Hubo una Grecia sin existencia política propia, durante siglos, parte del Imperio romano de oriente (395), una Grecia romana / cristiana oriental, una Grecia bizantina, una Grecia otomana… de turbulenta y trágica historia milenaria, muy anteriores a la Primera República Helénica (1832).
Siguieron dos siglos cortos de crisis, conflictos militares, ocupación militar extranjera, golpes de Estado, inestabilidad endémica… alimentando una desconfianza cívica absoluta hacia un Estado, siempre fantasmal, que siempre fue sinónimo de expolio y corrupción, “nacional” o extranjera.
Con el ingreso de Grecia en la CEE (1981), la futura UE se convirtió de facto en la nueva potencia tutelar. Y la herencia bizantina y otomana siguió ejerciendo una influencia capital: corrupción, fragmentación política y desconfianza cívica hacia las lejanas y todopoderosas autoridades de tutela…
Esa herencia ha precipitado al pueblo griego en el abismo donde se encuentra. Muy a pesar de los demagogos que la gobiernan -al dictado, de nuevo, de las autoridades de tutela, tras un cortísimo paréntesis de ilusoria “soberanía”-, Grecia -el pueblo griego- parece preferir su dolorosa pertenencia a la UE y la zona euro, esperando escapar al sonambulismo trágico que Konstantino Kavafis -el más grandes de los poetas griegos modernos, nacido en Alejandria en el seno de una familia de origen turco: orígenes que bien hablan de las metamorfosis de la identidad griega- evoca de este modo:
HABITANTES DE APESTUM
(Agosto de 1906)
Tantos siglos mezclándose
con los tirrenos, con los latinos, con tantos otros extranjeros;
así los habitantes de Paestum olvidaron la lengua griega.

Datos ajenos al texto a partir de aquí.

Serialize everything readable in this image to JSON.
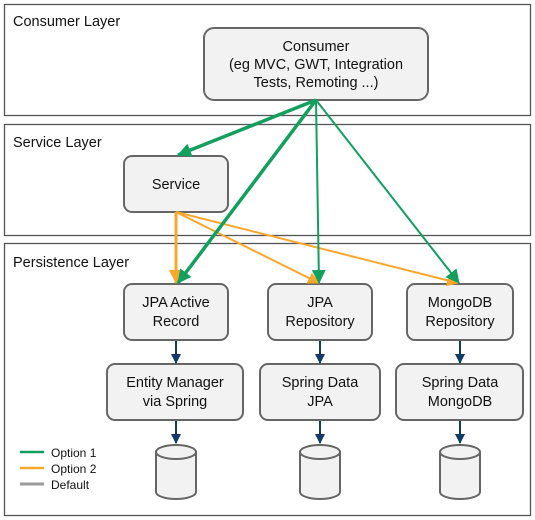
{
  "colors": {
    "option1": "#13a05f",
    "option2": "#f9a72b",
    "default": "#999999",
    "dependency": "#0f3b66"
  },
  "layers": {
    "consumer": "Consumer Layer",
    "service": "Service Layer",
    "persistence": "Persistence Layer"
  },
  "nodes": {
    "consumer": [
      "Consumer",
      "(eg MVC, GWT, Integration",
      "Tests, Remoting ...)"
    ],
    "service": [
      "Service"
    ],
    "jpa_active_record": [
      "JPA Active",
      "Record"
    ],
    "jpa_repository": [
      "JPA",
      "Repository"
    ],
    "mongodb_repository": [
      "MongoDB",
      "Repository"
    ],
    "entity_manager": [
      "Entity Manager",
      "via Spring"
    ],
    "spring_data_jpa": [
      "Spring Data",
      "JPA"
    ],
    "spring_data_mongodb": [
      "Spring Data",
      "MongoDB"
    ]
  },
  "legend": [
    {
      "label": "Option 1",
      "color": "#13a05f"
    },
    {
      "label": "Option 2",
      "color": "#f9a72b"
    },
    {
      "label": "Default",
      "color": "#999999"
    }
  ]
}
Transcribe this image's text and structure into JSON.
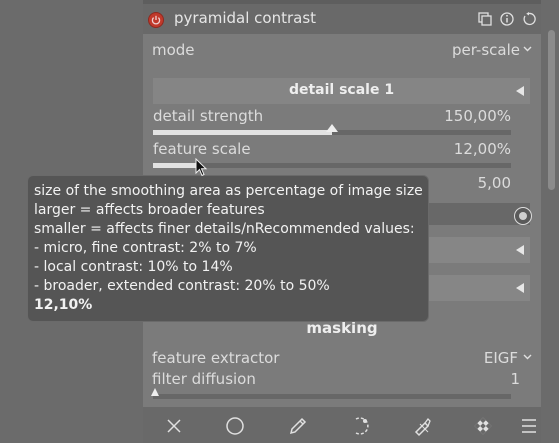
{
  "module": {
    "title": "pyramidal contrast",
    "mode_label": "mode",
    "mode_value": "per-scale",
    "section_title": "detail scale 1",
    "params": [
      {
        "label": "detail strength",
        "value": "150,00%",
        "level": 0.5
      },
      {
        "label": "feature scale",
        "value": "12,00%",
        "level": 0.12
      },
      {
        "label": "",
        "value": "5,00"
      }
    ],
    "masking_label": "masking",
    "feature_extractor_label": "feature extractor",
    "feature_extractor_value": "EIGF",
    "filter_diffusion_label": "filter diffusion",
    "filter_diffusion_value": "1"
  },
  "tooltip": {
    "lines": [
      "size of the smoothing area as percentage of image size",
      "larger = affects broader features",
      "smaller = affects finer details/nRecommended values:",
      "- micro, fine contrast: 2% to 7%",
      "- local contrast: 10% to 14%",
      "- broader, extended contrast: 20% to 50%"
    ],
    "current_value": "12,10%"
  },
  "icons": {
    "header": [
      "power-icon",
      "presets-icon",
      "info-icon",
      "reset-icon"
    ],
    "bottom": [
      "close-icon",
      "circle-icon",
      "pencil-icon",
      "curve-icon",
      "brush-icon",
      "checker-icon",
      "menu-icon"
    ]
  },
  "colors": {
    "panel_bg": "#7b7b7b",
    "header_bg": "#696969",
    "tooltip_bg": "#555555",
    "power": "#c0392b"
  }
}
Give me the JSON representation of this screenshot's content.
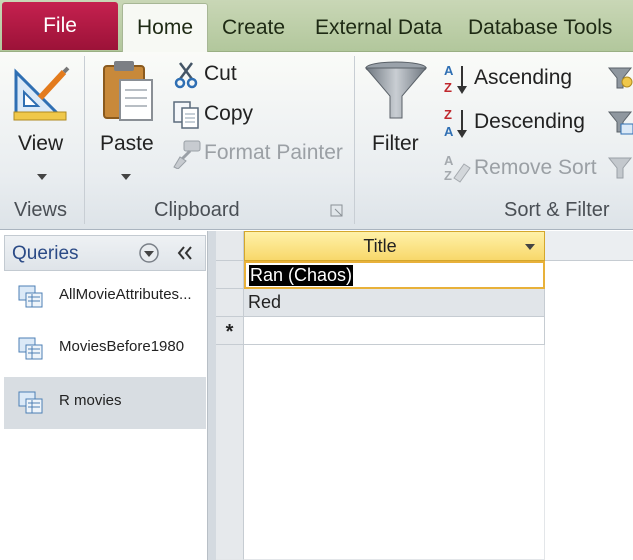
{
  "tabs": {
    "file": "File",
    "home": "Home",
    "create": "Create",
    "external": "External Data",
    "dbtools": "Database Tools"
  },
  "ribbon": {
    "views": {
      "view_label": "View",
      "group_label": "Views"
    },
    "clipboard": {
      "paste_label": "Paste",
      "cut_label": "Cut",
      "copy_label": "Copy",
      "format_painter_label": "Format Painter",
      "group_label": "Clipboard"
    },
    "sort_filter": {
      "filter_label": "Filter",
      "ascending_label": "Ascending",
      "descending_label": "Descending",
      "remove_sort_label": "Remove Sort",
      "group_label": "Sort & Filter"
    }
  },
  "nav": {
    "title": "Queries",
    "items": [
      {
        "label": "AllMovieAttributes..."
      },
      {
        "label": "MoviesBefore1980"
      },
      {
        "label": "R movies"
      }
    ]
  },
  "datasheet": {
    "column_header": "Title",
    "rows": [
      "Ran (Chaos)",
      "Red"
    ],
    "new_row_marker": "*"
  },
  "colors": {
    "file_tab": "#b01a44",
    "tab_bar": "#bccfa8",
    "header_highlight": "#f8d86b",
    "selected_nav": "#d8dde2"
  }
}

Lo único que había conservado de sus mayores
era el llamado Festival Griego, sus entrañables ceremonias,
el sonido de las liras y las flautas, las justas poéticas y las coronas.

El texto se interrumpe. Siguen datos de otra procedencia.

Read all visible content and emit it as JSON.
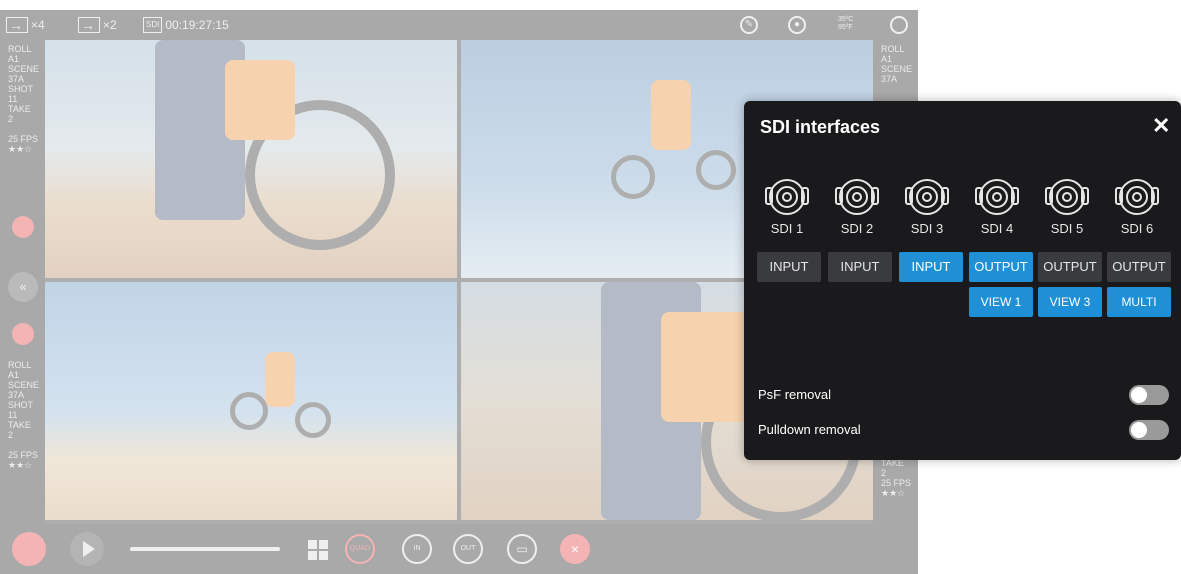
{
  "topbar": {
    "out4": "×4",
    "out2": "×2",
    "sdi_badge": "SDI",
    "timecode": "00:19:27:15",
    "temp_c": "35ºC",
    "temp_f": "95ºF"
  },
  "meta": {
    "roll_label": "ROLL",
    "roll": "A1",
    "scene_label": "SCENE",
    "scene": "37A",
    "shot_label": "SHOT",
    "shot": "11",
    "take_label": "TAKE",
    "take": "2",
    "fps": "25 FPS",
    "rating": "★★☆"
  },
  "bottombar": {
    "quad": "QUAD",
    "in": "IN",
    "out": "OUT"
  },
  "dialog": {
    "title": "SDI interfaces",
    "close": "✕",
    "ports": [
      {
        "label": "SDI 1",
        "mode": "INPUT",
        "active": false
      },
      {
        "label": "SDI 2",
        "mode": "INPUT",
        "active": false
      },
      {
        "label": "SDI 3",
        "mode": "INPUT",
        "active": true
      },
      {
        "label": "SDI 4",
        "mode": "OUTPUT",
        "active": true,
        "view": "VIEW 1"
      },
      {
        "label": "SDI 5",
        "mode": "OUTPUT",
        "active": false,
        "view": "VIEW 3"
      },
      {
        "label": "SDI 6",
        "mode": "OUTPUT",
        "active": false,
        "view": "MULTI"
      }
    ],
    "psf_label": "PsF removal",
    "pulldown_label": "Pulldown removal",
    "psf_on": false,
    "pulldown_on": false
  },
  "colors": {
    "accent": "#1f8fd6",
    "record": "#e23b3b",
    "dialog_bg": "#1a1a1c"
  }
}
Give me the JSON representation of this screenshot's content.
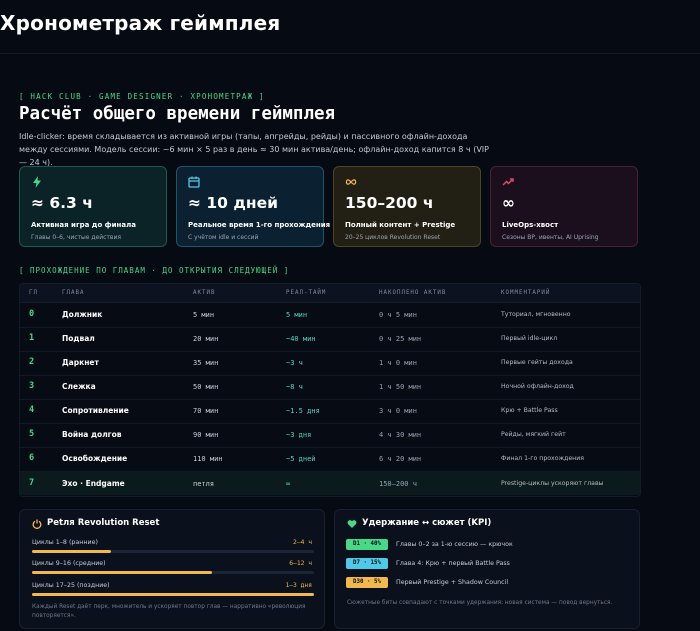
{
  "page_title": "Хронометраж геймплея",
  "eyebrow": "[ HACK CLUB · GAME DESIGNER · ХРОНОМЕТРАЖ ]",
  "title": "Расчёт общего времени геймплея",
  "intro": "Idle-clicker: время складывается из активной игры (тапы, апгрейды, рейды) и пассивного офлайн-дохода между сессиями. Модель сессии: ~6 мин × 5 раз в день ≈ 30 мин актива/день; офлайн-доход капится 8 ч (VIP — 24 ч).",
  "stats": [
    {
      "icon": "lightning-icon",
      "value": "≈ 6.3 ч",
      "label": "Активная игра до финала",
      "sub": "Главы 0–6, чистые действия",
      "accent": "#46d98a"
    },
    {
      "icon": "calendar-icon",
      "value": "≈ 10 дней",
      "label": "Реальное время 1-го прохождения",
      "sub": "С учётом idle и сессий",
      "accent": "#4fc9e6"
    },
    {
      "icon": "infinity-icon",
      "value": "150–200 ч",
      "label": "Полный контент + Prestige",
      "sub": "20–25 циклов Revolution Reset",
      "accent": "#f2b84b"
    },
    {
      "icon": "trending-up-icon",
      "value": "∞",
      "label": "LiveOps-хвост",
      "sub": "Сезоны BP, ивенты, AI Uprising",
      "accent": "#e8456b"
    }
  ],
  "section_label": "[ ПРОХОЖДЕНИЕ ПО ГЛАВАМ · ДО ОТКРЫТИЯ СЛЕДУЮЩЕЙ ]",
  "table": {
    "headers": [
      "ГЛ",
      "ГЛАВА",
      "АКТИВ",
      "РЕАЛ-ТАЙМ",
      "НАКОПЛЕНО АКТИВ",
      "КОММЕНТАРИЙ"
    ],
    "rows": [
      {
        "num": "0",
        "chapter": "Должник",
        "active": "5 мин",
        "realtime": "5 мин",
        "accum": "0 ч 5 мин",
        "comment": "Туториал, мгновенно"
      },
      {
        "num": "1",
        "chapter": "Подвал",
        "active": "20 мин",
        "realtime": "~40 мин",
        "accum": "0 ч 25 мин",
        "comment": "Первый idle-цикл"
      },
      {
        "num": "2",
        "chapter": "Даркнет",
        "active": "35 мин",
        "realtime": "~3 ч",
        "accum": "1 ч 0 мин",
        "comment": "Первые гейты дохода"
      },
      {
        "num": "3",
        "chapter": "Слежка",
        "active": "50 мин",
        "realtime": "~8 ч",
        "accum": "1 ч 50 мин",
        "comment": "Ночной офлайн-доход"
      },
      {
        "num": "4",
        "chapter": "Сопротивление",
        "active": "70 мин",
        "realtime": "~1.5 дня",
        "accum": "3 ч 0 мин",
        "comment": "Крю + Battle Pass"
      },
      {
        "num": "5",
        "chapter": "Война долгов",
        "active": "90 мин",
        "realtime": "~3 дня",
        "accum": "4 ч 30 мин",
        "comment": "Рейды, мягкий гейт"
      },
      {
        "num": "6",
        "chapter": "Освобождение",
        "active": "110 мин",
        "realtime": "~5 дней",
        "accum": "6 ч 20 мин",
        "comment": "Финал 1-го прохождения"
      },
      {
        "num": "7",
        "chapter": "Эхо · Endgame",
        "active": "петля",
        "realtime": "∞",
        "accum": "150–200 ч",
        "comment": "Prestige-циклы ускоряют главы"
      }
    ]
  },
  "reset_panel": {
    "icon": "power-icon",
    "title": "Petля Revolution Reset",
    "bars": [
      {
        "label": "Циклы 1–8 (ранние)",
        "value": "2–4 ч",
        "fill": 0.28
      },
      {
        "label": "Циклы 9–16 (средние)",
        "value": "6–12 ч",
        "fill": 0.64
      },
      {
        "label": "Циклы 17–25 (поздние)",
        "value": "1–3 дня",
        "fill": 1.0
      }
    ],
    "note": "Каждый Reset даёт перк, множитель и ускоряет повтор глав — нарративно «революция повторяется»."
  },
  "kpi_panel": {
    "icon": "heart-icon",
    "title": "Удержание ↔ сюжет (KPI)",
    "items": [
      {
        "badge": "D1 · 40%",
        "text": "Главы 0–2 за 1-ю сессию — крючок",
        "color": "#46d98a"
      },
      {
        "badge": "D7 · 15%",
        "text": "Глава 4: Крю + первый Battle Pass",
        "color": "#4fc9e6"
      },
      {
        "badge": "D30 · 5%",
        "text": "Первый Prestige + Shadow Council",
        "color": "#f2b84b"
      }
    ],
    "note": "Сюжетные биты совпадают с точками удержания: новая система — повод вернуться."
  }
}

Al final de las fiestas tenían por costumbre
rememorar su antigua vida,
y los versos cantaban versos griegos,
que muy pocos de ellos podían ya comprender.

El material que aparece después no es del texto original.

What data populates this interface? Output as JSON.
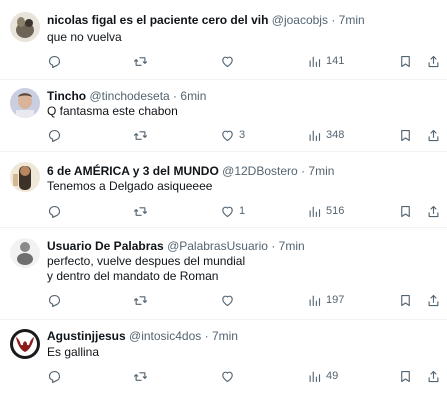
{
  "tweets": [
    {
      "name": "nicolas figal es el paciente cero del vih",
      "handle": "@joacobjs",
      "time": "7min",
      "lines": [
        "que no vuelva"
      ],
      "replies": "",
      "retweets": "",
      "likes": "",
      "views": "141"
    },
    {
      "name": "Tincho",
      "handle": "@tinchodeseta",
      "time": "6min",
      "lines": [
        "Q fantasma este chabon"
      ],
      "replies": "",
      "retweets": "",
      "likes": "3",
      "views": "348"
    },
    {
      "name": "6 de AMÉRICA y 3 del MUNDO",
      "handle": "@12DBostero",
      "time": "7min",
      "lines": [
        "Tenemos a Delgado asiqueeee"
      ],
      "replies": "",
      "retweets": "",
      "likes": "1",
      "views": "516"
    },
    {
      "name": "Usuario De Palabras",
      "handle": "@PalabrasUsuario",
      "time": "7min",
      "lines": [
        "perfecto, vuelve despues del mundial",
        "y dentro del mandato de Roman"
      ],
      "replies": "",
      "retweets": "",
      "likes": "",
      "views": "197"
    },
    {
      "name": "Agustinjjesus",
      "handle": "@intosic4dos",
      "time": "7min",
      "lines": [
        "Es gallina"
      ],
      "replies": "",
      "retweets": "",
      "likes": "",
      "views": "49"
    }
  ],
  "separator": "·",
  "icons": {
    "reply": "reply-icon",
    "retweet": "retweet-icon",
    "like": "heart-icon",
    "views": "views-chart-icon",
    "bookmark": "bookmark-icon",
    "share": "share-icon"
  },
  "colors": {
    "text": "#0f1419",
    "secondary": "#536471",
    "divider": "#eff3f4"
  }
}
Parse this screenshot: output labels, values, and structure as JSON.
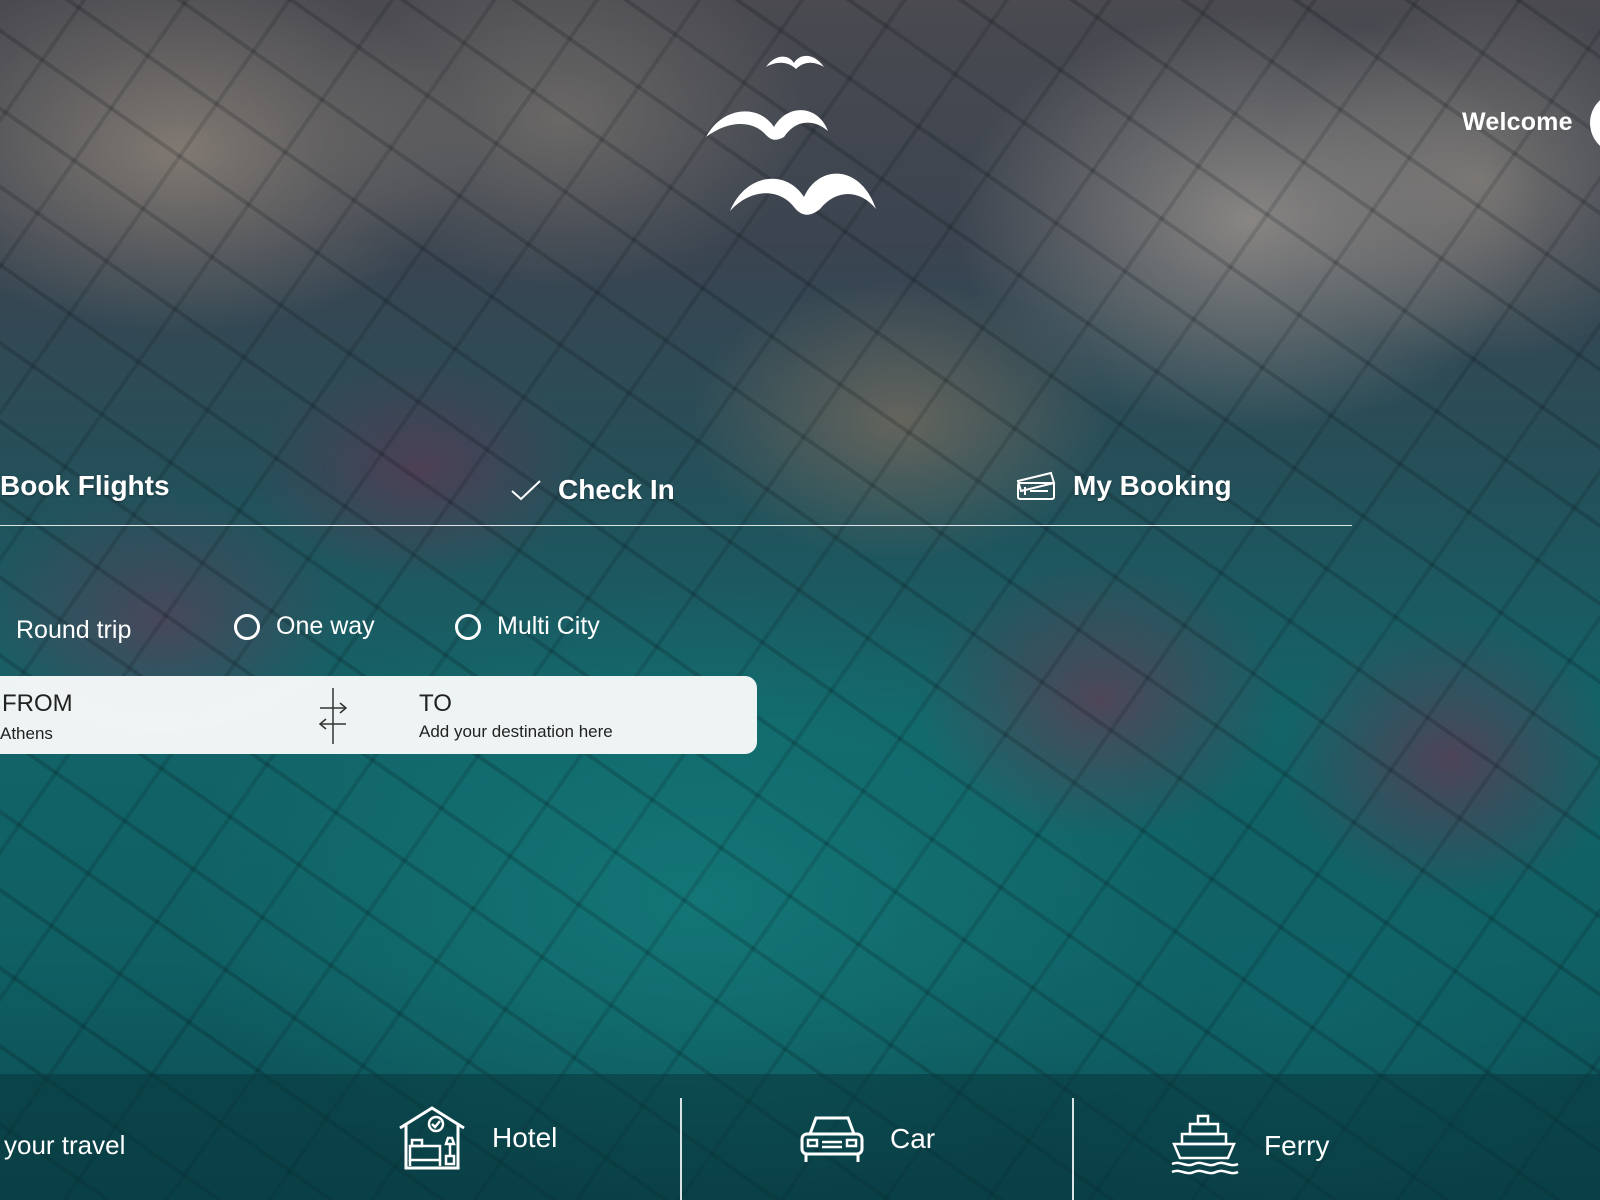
{
  "header": {
    "welcome_text": "Welcome",
    "logo_icon": "seagulls-logo-icon"
  },
  "tabs": [
    {
      "label": "Book Flights",
      "icon": "none"
    },
    {
      "label": "Check In",
      "icon": "checkmark-icon"
    },
    {
      "label": "My Booking",
      "icon": "ticket-icon"
    }
  ],
  "trip_types": [
    {
      "label": "Round trip"
    },
    {
      "label": "One way"
    },
    {
      "label": "Multi City"
    }
  ],
  "route": {
    "from_label": "FROM",
    "from_value": "Athens",
    "to_label": "TO",
    "to_placeholder": "Add your destination here",
    "swap_icon": "swap-arrows-icon"
  },
  "services": {
    "intro_text": "your travel",
    "items": [
      {
        "label": "Hotel",
        "icon": "hotel-icon"
      },
      {
        "label": "Car",
        "icon": "car-icon"
      },
      {
        "label": "Ferry",
        "icon": "ferry-icon"
      }
    ]
  },
  "colors": {
    "text": "#ffffff",
    "panel_bg": "#f8fafa",
    "panel_text": "#222222",
    "services_bar": "#0a373c"
  }
}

La fiesta se teñía entonces de melancolía,
porque al fin recordaban que también ellos eran griegos
(de la misma manera que alguna vez serían itálicos),
y cómo habían caído en otra vida,
costumbres bárbaras y bárbara lengua,
tan lejanos -oh desgracia- del mundo Helénico… Edición / traducción de José María Álvarez.